Subscriber terms & conditions
The following terms and conditions apply to you (the Subscriber) when you purchase a subscription to the Arts Law Centre of Australia (Arts Law):
- The Subscriber acknowledges that Arts Law does not:
- represent clients in litigation, arbitration or mediation proceedings;
- negotiate contracts or other deals on behalf of clients; or
- draft contracts or other documents except in exceptional circumstances.
- Subject to paragraph 3, Arts Law agrees that legal advice will be given only by lawyers who are qualified solicitors or barristers.
- The Subscriber understands that work may be done on a file by law students or paralegals but only under the supervision of a qualified lawyer.
- Arts Law agrees not to charge fees (including professional costs and office expenses) for any legal advice which it provides apart from the fees set out in paragraph 10, and any fee payable by the Subscriber for the purchase of Arts Law publications.
- The Subscriber understands that:
- Arts Law must avoid a conflict of interest. In order to do so, Arts Law may decline to advise the Subscriber in certain circumstances including where the Subscriber is in a dispute in which the other party to that dispute has made prior contact with Arts Law for legal advice. Where a conflict prevents Arts Law from advising a Subscriber, Arts Law may, in its absolute discretion, endeavor to source a pro bono consultation for the Subscriber with an external law firm;
- Arts Law has an ‘artists first’ policy. Where a commercial or government organisation seeks legal advice from Arts Law concerning a matter affecting the rights of an artist or artists, Arts Law may decline to advise the Subscriber organisation. In limited circumstances, and its absolute discretion, Arts Law may agree to provide the Subscriber organisation with best practice advice on a contract affecting the rights of artists.

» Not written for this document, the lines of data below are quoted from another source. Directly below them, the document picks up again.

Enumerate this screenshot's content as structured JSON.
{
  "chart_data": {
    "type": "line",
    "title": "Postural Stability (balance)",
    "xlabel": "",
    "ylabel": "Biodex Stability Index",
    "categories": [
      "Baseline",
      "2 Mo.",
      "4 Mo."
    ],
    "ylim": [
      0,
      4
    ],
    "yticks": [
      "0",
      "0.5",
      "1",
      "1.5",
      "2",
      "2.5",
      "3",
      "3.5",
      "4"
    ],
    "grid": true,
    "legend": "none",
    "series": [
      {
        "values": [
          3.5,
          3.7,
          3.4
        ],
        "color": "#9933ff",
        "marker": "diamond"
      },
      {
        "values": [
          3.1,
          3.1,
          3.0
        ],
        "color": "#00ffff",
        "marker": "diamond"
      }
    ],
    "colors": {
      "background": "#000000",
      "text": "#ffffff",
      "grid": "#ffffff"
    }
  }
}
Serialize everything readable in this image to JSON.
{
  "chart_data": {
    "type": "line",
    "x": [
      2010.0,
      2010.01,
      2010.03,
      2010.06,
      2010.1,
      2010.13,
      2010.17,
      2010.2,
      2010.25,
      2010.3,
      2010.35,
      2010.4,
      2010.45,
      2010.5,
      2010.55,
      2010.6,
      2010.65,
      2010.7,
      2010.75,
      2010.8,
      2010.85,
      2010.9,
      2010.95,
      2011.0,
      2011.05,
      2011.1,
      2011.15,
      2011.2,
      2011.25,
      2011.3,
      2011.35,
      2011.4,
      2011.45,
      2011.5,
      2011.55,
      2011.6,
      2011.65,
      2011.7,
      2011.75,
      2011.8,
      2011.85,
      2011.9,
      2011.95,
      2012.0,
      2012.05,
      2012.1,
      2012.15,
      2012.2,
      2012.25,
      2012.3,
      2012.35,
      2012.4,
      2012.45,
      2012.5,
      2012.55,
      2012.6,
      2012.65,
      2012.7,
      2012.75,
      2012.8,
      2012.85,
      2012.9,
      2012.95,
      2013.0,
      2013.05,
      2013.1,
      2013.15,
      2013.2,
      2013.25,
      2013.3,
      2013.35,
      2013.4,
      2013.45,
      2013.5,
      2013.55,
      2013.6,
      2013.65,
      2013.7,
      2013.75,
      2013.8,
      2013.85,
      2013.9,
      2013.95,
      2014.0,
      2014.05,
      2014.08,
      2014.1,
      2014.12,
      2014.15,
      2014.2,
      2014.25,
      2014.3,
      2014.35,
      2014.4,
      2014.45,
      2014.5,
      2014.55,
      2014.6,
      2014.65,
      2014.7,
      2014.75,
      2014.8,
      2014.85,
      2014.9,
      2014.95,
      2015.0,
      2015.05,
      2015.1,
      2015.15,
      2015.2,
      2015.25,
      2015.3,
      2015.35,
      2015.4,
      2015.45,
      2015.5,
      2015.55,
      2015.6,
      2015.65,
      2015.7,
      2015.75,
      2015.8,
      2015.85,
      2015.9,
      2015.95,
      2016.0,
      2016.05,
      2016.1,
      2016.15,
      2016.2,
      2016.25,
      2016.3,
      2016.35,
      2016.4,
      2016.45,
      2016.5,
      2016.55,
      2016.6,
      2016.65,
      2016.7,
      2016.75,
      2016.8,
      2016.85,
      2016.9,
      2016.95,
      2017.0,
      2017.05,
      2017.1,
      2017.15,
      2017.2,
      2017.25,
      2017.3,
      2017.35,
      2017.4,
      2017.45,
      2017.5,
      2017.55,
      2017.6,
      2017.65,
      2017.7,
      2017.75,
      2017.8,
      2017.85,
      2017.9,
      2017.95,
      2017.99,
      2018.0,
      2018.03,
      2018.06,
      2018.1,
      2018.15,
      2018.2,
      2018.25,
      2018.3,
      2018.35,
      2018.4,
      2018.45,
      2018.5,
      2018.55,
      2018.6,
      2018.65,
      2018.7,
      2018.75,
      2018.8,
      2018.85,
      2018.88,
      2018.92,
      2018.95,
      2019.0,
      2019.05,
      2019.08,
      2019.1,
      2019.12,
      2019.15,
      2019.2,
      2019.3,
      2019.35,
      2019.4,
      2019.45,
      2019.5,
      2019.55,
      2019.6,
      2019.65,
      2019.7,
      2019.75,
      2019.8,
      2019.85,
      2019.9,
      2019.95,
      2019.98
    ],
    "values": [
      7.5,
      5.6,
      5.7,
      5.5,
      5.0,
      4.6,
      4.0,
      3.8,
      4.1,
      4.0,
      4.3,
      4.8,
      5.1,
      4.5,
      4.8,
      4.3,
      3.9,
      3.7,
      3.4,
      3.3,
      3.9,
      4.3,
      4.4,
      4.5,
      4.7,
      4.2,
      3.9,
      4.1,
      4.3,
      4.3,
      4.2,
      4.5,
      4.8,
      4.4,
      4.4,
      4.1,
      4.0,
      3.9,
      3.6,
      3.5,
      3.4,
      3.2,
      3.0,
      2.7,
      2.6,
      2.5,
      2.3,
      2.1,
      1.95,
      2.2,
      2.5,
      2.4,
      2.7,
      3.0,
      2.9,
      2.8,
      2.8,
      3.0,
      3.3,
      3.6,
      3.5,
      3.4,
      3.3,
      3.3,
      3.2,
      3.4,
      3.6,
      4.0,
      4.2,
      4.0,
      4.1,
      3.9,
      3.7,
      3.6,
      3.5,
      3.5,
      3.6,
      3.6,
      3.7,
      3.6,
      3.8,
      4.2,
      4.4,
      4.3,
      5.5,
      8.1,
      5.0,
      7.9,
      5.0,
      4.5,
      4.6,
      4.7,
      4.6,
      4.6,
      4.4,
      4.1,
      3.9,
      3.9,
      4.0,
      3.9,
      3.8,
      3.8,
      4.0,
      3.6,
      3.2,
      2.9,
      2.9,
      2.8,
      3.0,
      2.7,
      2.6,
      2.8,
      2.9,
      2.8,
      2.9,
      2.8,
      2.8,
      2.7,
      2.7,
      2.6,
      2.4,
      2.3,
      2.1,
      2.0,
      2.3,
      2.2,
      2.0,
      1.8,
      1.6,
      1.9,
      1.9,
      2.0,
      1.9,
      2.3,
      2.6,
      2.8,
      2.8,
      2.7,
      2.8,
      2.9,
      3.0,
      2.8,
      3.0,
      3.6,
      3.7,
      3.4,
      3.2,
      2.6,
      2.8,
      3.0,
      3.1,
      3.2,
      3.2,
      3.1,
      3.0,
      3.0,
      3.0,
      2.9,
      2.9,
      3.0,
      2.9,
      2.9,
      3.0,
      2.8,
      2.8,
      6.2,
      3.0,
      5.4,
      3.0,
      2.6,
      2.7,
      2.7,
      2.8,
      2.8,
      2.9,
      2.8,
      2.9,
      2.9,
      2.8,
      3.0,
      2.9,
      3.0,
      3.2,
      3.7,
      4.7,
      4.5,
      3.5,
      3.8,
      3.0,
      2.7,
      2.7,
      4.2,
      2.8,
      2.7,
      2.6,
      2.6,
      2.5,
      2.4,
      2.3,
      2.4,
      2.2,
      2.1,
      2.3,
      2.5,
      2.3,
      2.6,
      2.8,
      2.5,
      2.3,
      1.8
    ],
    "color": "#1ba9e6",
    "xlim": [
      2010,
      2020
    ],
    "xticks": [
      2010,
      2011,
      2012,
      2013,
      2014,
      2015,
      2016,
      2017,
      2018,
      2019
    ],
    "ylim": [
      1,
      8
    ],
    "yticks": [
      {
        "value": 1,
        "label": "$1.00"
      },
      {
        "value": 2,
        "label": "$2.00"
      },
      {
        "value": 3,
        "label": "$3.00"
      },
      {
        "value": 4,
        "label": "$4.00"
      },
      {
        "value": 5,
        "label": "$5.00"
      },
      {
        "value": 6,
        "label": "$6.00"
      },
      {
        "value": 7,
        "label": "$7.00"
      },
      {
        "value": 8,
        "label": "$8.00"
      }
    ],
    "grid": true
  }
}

- If Arts Law provides a referral to a lawyer on Arts Law’s panel of referral lawyers, the Subscriber understands that the referral lawyer is completely independent of Arts Law. Any arrangement or advice or representation that the Subscriber makes with a referral lawyer will be in the nature of a commercial relationship between that referral lawyer and the Subscriber in a solicitor/client relationship. The Subscriber is solely responsible for the fees or charges of the referral lawyer and Arts Law is not liable to contribute or pay any amount whatsoever towards those fees and charges.
- The Subscriber is responsible for providing Arts Law with all documents and information relevant to the advice sought. Unless clearly stated in writing at the time of seeking advice, Arts Law will assume that all documents and other materials provided by the Subscriber are copies and that the Subscriber does not require their return. Arts Law will be entitled to dispose of such documents without notice to the Subscriber and will not be responsible for loss, theft or damage to such document if a request for its return has not been made within six months of Arts Law completing its advice or review.
- Arts Law will archive and keep closed files for seven years. It is entitled to destroy a file after that period without notice to the Subscriber.
- A Document Review Service is a single advice session with a lawyer which relates to the construction or interpretation of one or more related documents. If Arts Law determines that the documents provided by the Subscriber deal with separate legal issues, or the quantum of material provided exceeds the scope of a single advice session, Arts Law may notify the Subscriber that two or more Document Review Services are required.
- Upon payment of the annual subscription fee, each Subscriber is entitled to two (2) Document Review sessions (DRS) and five (5) Telephone Legal Advice (TLA) sessions in the twelve month subscription period. During the subscription period, additional Document Review Service advice sessions are available for a fee of $100 each. There is no limit on the number of additional Document Review Services available during that subscription period.